Setelah
keguguran itu, ibu terus pendarahan. Ibu hanya bisa terbaring lemah di tempat
tidur. Ia tak bisa ke mana-mana, bahkan untuk duduk saja pun ia mengalami
kesulitan. Jadilah bapak yang mengurusi aku dan Puput. Menyiapkan makanan buat
kami, membuatkanku susu, mengantar Puput sekolah, mengurusi ayam, membersihkan
rumah, bahkan juga ke pasar semuanya dilakukan oleh bapak. Kami tak punya sanak
saudara di sini selain Om Mus. Om Mus juga sibuk sekali dengan pekerjaanya di proyek.
Sesekali para tetangga datang ke rumah kami, membantu meringankan tugas bapak.
Untunglah,
tetanggaku Pak Mun mempunyai kerabat seorang bidan, dengan senang hati Bu Bidan
datang ke rumah kami secara rutin.

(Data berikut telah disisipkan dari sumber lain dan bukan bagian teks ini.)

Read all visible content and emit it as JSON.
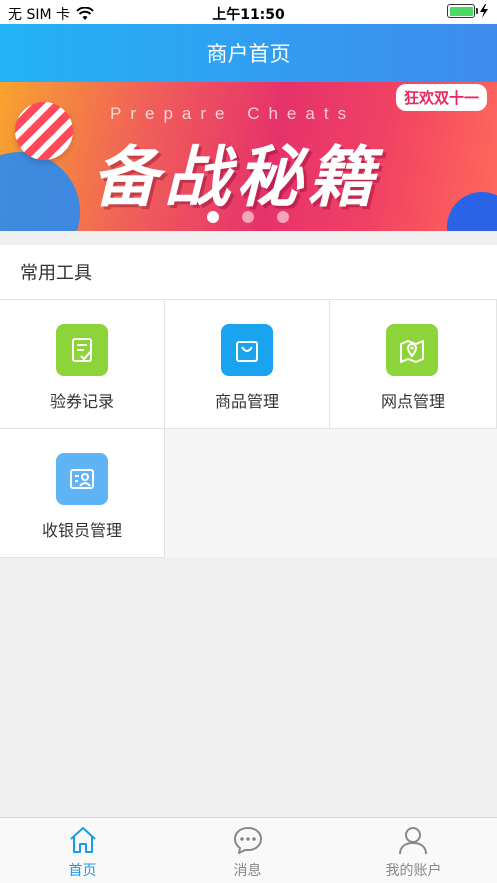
{
  "status_bar": {
    "carrier": "无 SIM 卡",
    "time": "上午11:50",
    "battery_level": 1.0
  },
  "nav": {
    "title": "商户首页"
  },
  "banner": {
    "subtitle": "Prepare Cheats",
    "title": "备战秘籍",
    "tag": "狂欢双十一",
    "dot_count": 3,
    "active_dot": 0
  },
  "tools": {
    "section_title": "常用工具",
    "items": [
      {
        "label": "验券记录",
        "icon": "coupon-record-icon",
        "color": "#8dd43a"
      },
      {
        "label": "商品管理",
        "icon": "shopping-bag-icon",
        "color": "#1aa4ef"
      },
      {
        "label": "网点管理",
        "icon": "map-location-icon",
        "color": "#8dd43a"
      },
      {
        "label": "收银员管理",
        "icon": "cashier-icon",
        "color": "#5fb4f5"
      }
    ]
  },
  "tab_bar": {
    "tabs": [
      {
        "label": "首页",
        "icon": "home-icon",
        "active": true
      },
      {
        "label": "消息",
        "icon": "message-icon",
        "active": false
      },
      {
        "label": "我的账户",
        "icon": "user-icon",
        "active": false
      }
    ]
  },
  "colors": {
    "accent": "#1a9be8",
    "nav_start": "#23b3f6",
    "nav_end": "#3f8bec"
  }
}
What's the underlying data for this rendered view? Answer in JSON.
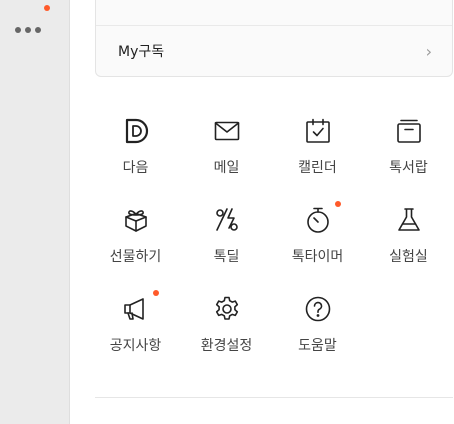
{
  "sidebar": {
    "more_icon": "more-horizontal-icon",
    "has_notification": true
  },
  "subscription": {
    "label": "My구독",
    "chevron": "›"
  },
  "apps": [
    {
      "id": "daum",
      "label": "다음",
      "icon": "daum-logo-icon",
      "badge": false
    },
    {
      "id": "mail",
      "label": "메일",
      "icon": "mail-icon",
      "badge": false
    },
    {
      "id": "calendar",
      "label": "캘린더",
      "icon": "calendar-icon",
      "badge": false
    },
    {
      "id": "drawer",
      "label": "톡서랍",
      "icon": "drawer-icon",
      "badge": false
    },
    {
      "id": "gift",
      "label": "선물하기",
      "icon": "gift-icon",
      "badge": false
    },
    {
      "id": "deal",
      "label": "톡딜",
      "icon": "percent-bolt-icon",
      "badge": false
    },
    {
      "id": "timer",
      "label": "톡타이머",
      "icon": "timer-icon",
      "badge": true
    },
    {
      "id": "lab",
      "label": "실험실",
      "icon": "flask-icon",
      "badge": false
    },
    {
      "id": "notice",
      "label": "공지사항",
      "icon": "megaphone-icon",
      "badge": true
    },
    {
      "id": "settings",
      "label": "환경설정",
      "icon": "gear-icon",
      "badge": false
    },
    {
      "id": "help",
      "label": "도움말",
      "icon": "help-icon",
      "badge": false
    }
  ],
  "colors": {
    "badge": "#ff5a2a",
    "rail": "#ebebeb"
  }
}
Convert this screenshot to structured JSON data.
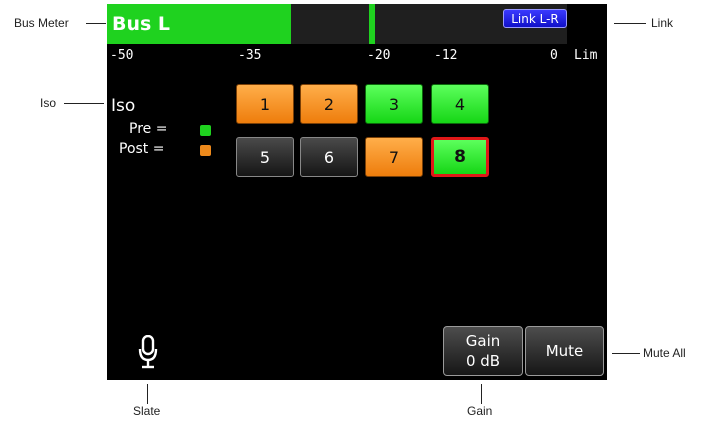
{
  "callouts": {
    "bus_meter": "Bus Meter",
    "link": "Link",
    "iso": "Iso",
    "mute_all": "Mute All",
    "slate": "Slate",
    "gain": "Gain"
  },
  "meter": {
    "bus_label": "Bus L",
    "level_fraction": 0.4,
    "peak_fraction": 0.575,
    "link_label": "Link L-R",
    "scale": [
      "-50",
      "-35",
      "-20",
      "-12",
      "0",
      "Lim"
    ]
  },
  "iso": {
    "title": "Iso",
    "pre_label": "Pre =",
    "post_label": "Post =",
    "pre_color": "#1fd21f",
    "post_color": "#ee8a1c",
    "channels": [
      {
        "label": "1",
        "state": "post"
      },
      {
        "label": "2",
        "state": "post"
      },
      {
        "label": "3",
        "state": "pre"
      },
      {
        "label": "4",
        "state": "pre"
      },
      {
        "label": "5",
        "state": "off"
      },
      {
        "label": "6",
        "state": "off"
      },
      {
        "label": "7",
        "state": "post"
      },
      {
        "label": "8",
        "state": "pre",
        "selected": true
      }
    ]
  },
  "slate": {
    "icon": "microphone-icon"
  },
  "gain_button": {
    "label": "Gain",
    "value": "0 dB"
  },
  "mute_button": {
    "label": "Mute"
  }
}
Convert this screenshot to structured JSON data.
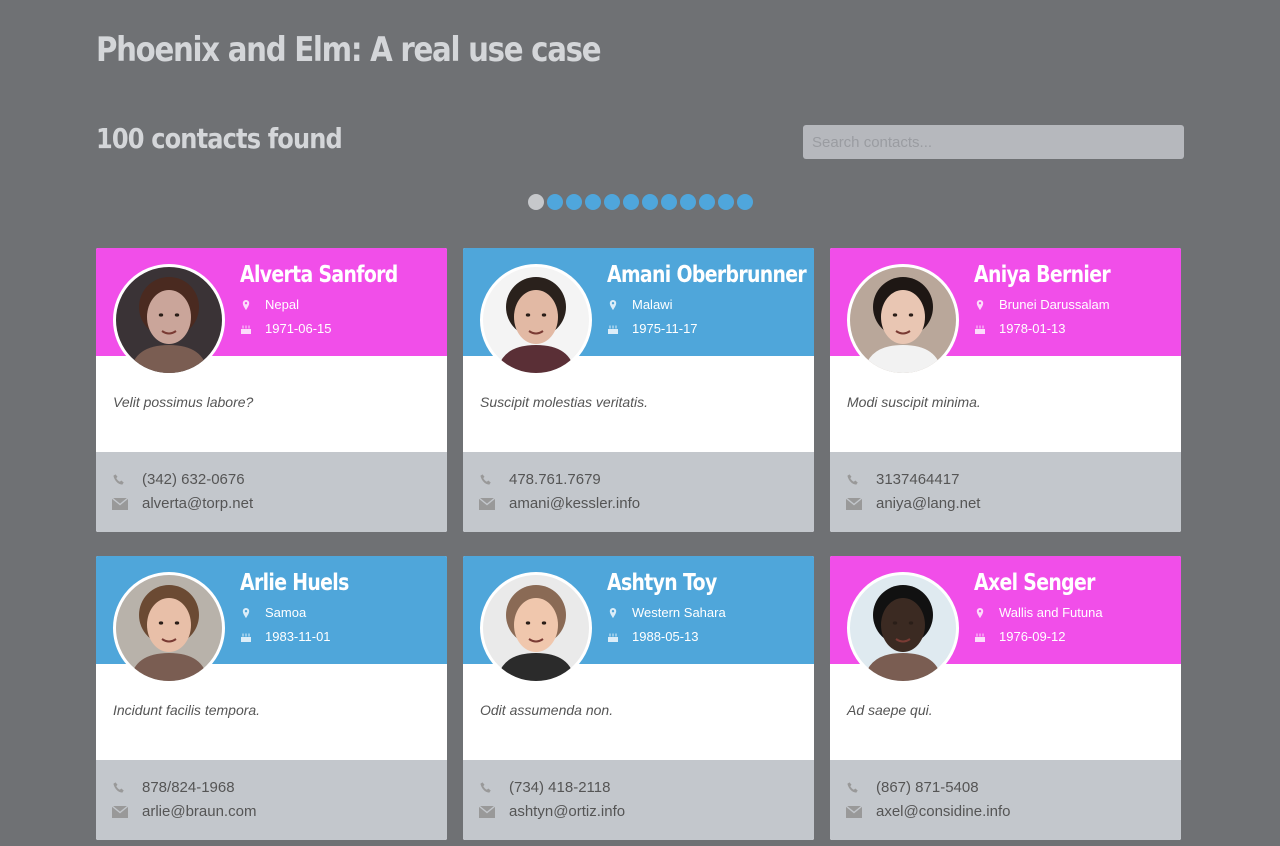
{
  "header": {
    "title": "Phoenix and Elm: A real use case",
    "count_label": "100 contacts found",
    "search_placeholder": "Search contacts..."
  },
  "pagination": {
    "pages": 12,
    "active_page": 1
  },
  "colors": {
    "pink": "#f14ee9",
    "blue": "#4fa6da",
    "background": "#6f7174",
    "footer": "#c3c7cc"
  },
  "contacts": [
    {
      "name": "Alverta Sanford",
      "country": "Nepal",
      "birth_date": "1971-06-15",
      "bio": "Velit possimus labore?",
      "phone": "(342) 632-0676",
      "email": "alverta@torp.net",
      "theme": "pink"
    },
    {
      "name": "Amani Oberbrunner",
      "country": "Malawi",
      "birth_date": "1975-11-17",
      "bio": "Suscipit molestias veritatis.",
      "phone": "478.761.7679",
      "email": "amani@kessler.info",
      "theme": "blue"
    },
    {
      "name": "Aniya Bernier",
      "country": "Brunei Darussalam",
      "birth_date": "1978-01-13",
      "bio": "Modi suscipit minima.",
      "phone": "3137464417",
      "email": "aniya@lang.net",
      "theme": "pink"
    },
    {
      "name": "Arlie Huels",
      "country": "Samoa",
      "birth_date": "1983-11-01",
      "bio": "Incidunt facilis tempora.",
      "phone": "878/824-1968",
      "email": "arlie@braun.com",
      "theme": "blue"
    },
    {
      "name": "Ashtyn Toy",
      "country": "Western Sahara",
      "birth_date": "1988-05-13",
      "bio": "Odit assumenda non.",
      "phone": "(734) 418-2118",
      "email": "ashtyn@ortiz.info",
      "theme": "blue"
    },
    {
      "name": "Axel Senger",
      "country": "Wallis and Futuna",
      "birth_date": "1976-09-12",
      "bio": "Ad saepe qui.",
      "phone": "(867) 871-5408",
      "email": "axel@considine.info",
      "theme": "pink"
    }
  ],
  "icons": {
    "location": "map-marker-icon",
    "birthday": "birthday-cake-icon",
    "phone": "phone-icon",
    "email": "envelope-icon"
  }
}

Padahal rumahnya cukup jauh dari komplek
ini. Rumahnya ada di Desa Kebayakan, sekitar 10 km jauhnya dari komplek ini.
Pagi ini bapak
mengajakku ke pasar. Katanya daripada di rumah nanti aku akan mengganggu ibu.
Lucu sekali rasanya saat itu, seorang bapak ke pasar dengan anak perempuannya yang
baru berumur 4 tahun.
Di dalam mobil
toa aku pun duduk di pangkuannya. Kami turun di terminal kota. Dari terminal
itu bapak mengajakku berjalan menuju para pedagang sayuran.
“Berapa ini
seikat?” tanya bapak kepada penjual bayam.
“100,” bapak pun
mengeluarkan uang 100 rupiah dari kantongnya. Ia berikan uang itu kepada sang
penjual.
Bapak tak pintar
menawar jadi ia langsung membayar saja berapapun harganya. Tapi tak begitu
masalah karena harga sayuran sangat murah sekali di sini dibandingkan dengan di
Jawa.
Sayur-sayuran
itu kemudian ia masukkan ke dalam ransel besar yang sedari tadi menggantung di
punggungnya. Aneh memang, biasanya orang ke pasar membawa keranjang tapi bapak
membawa ransel, tapi masih mendinglah dari pada seorang bapak membawa keranjang.
Ia lalu
mengajakku berkeliling pasar lagi. Ia terus melakukan hal yang sama berulang
kali: memilih sayuran, menanyakan harganya, dan membayarnya.
Tak hanya
membeli sayuran, bapak juga membeli barang-barang pokok lainnya untuk memenuhi
kebutuhan hidup sehari-hari kami, seperti gula, minyak, susu, dan lain-lain.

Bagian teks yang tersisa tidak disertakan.